While using an NLP itself is a cognitive service, there are always other things that you can do to enhance the end user’s experience. Here are a few,
- Image Recognition – Use images to search for similar products, process insurance claims, and more right through your chatbot
- Sentiment and Tone Analysis – Analyze your user’s messages to understand them better, respond in a personalized way and ensure that they stay happy
- Language Translation – Convert your chatbot to a global hero in a few clicks by adding a language translation service on top of your NLP layer
Identity and Authentication
Bots are just like applications and to gain from your investment, you need to be able to authenticate users and validate their identities.
Multiple mechanisms can be implemented to achieve this including standard login, oAuth tokens, and Multi-Factor Authentication with mechanisms like SMS One Time Passwords and Image Recognition.

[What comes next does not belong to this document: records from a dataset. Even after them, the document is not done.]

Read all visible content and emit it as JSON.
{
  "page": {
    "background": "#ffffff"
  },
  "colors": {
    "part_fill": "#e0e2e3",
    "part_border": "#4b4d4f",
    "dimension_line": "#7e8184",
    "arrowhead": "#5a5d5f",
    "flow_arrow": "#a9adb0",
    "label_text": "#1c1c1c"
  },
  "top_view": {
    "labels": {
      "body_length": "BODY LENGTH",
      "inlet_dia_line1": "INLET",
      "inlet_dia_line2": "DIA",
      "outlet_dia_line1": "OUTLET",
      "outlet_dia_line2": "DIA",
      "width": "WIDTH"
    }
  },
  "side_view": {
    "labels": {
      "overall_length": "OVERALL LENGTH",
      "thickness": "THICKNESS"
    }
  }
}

Just as performance insights is important for applications, analyzing your bot’s performance and constantly improving it is just as important.
Through conversational logging, you can apply a number of actions such as,
- Analyze user adoption and bot performance
- Visualize the abandonment rate and critical errors the bots are making
- Understand new areas for training the bot to respond to user’s queries
Bots cannot answer every question, that is not what they are meant to do. They are meant to answer the most frequently asked questions and handle those for the majority of users. So how do you handle those one-off requests that need a human’s touch?
Bots can escalate conversations to agents so that your users can continue in their messaging channel and speak with an agent, either on request (or) through a trigger mechanism such as angry tone. The agent can visualize the previous conversation with the bot and continue on from there.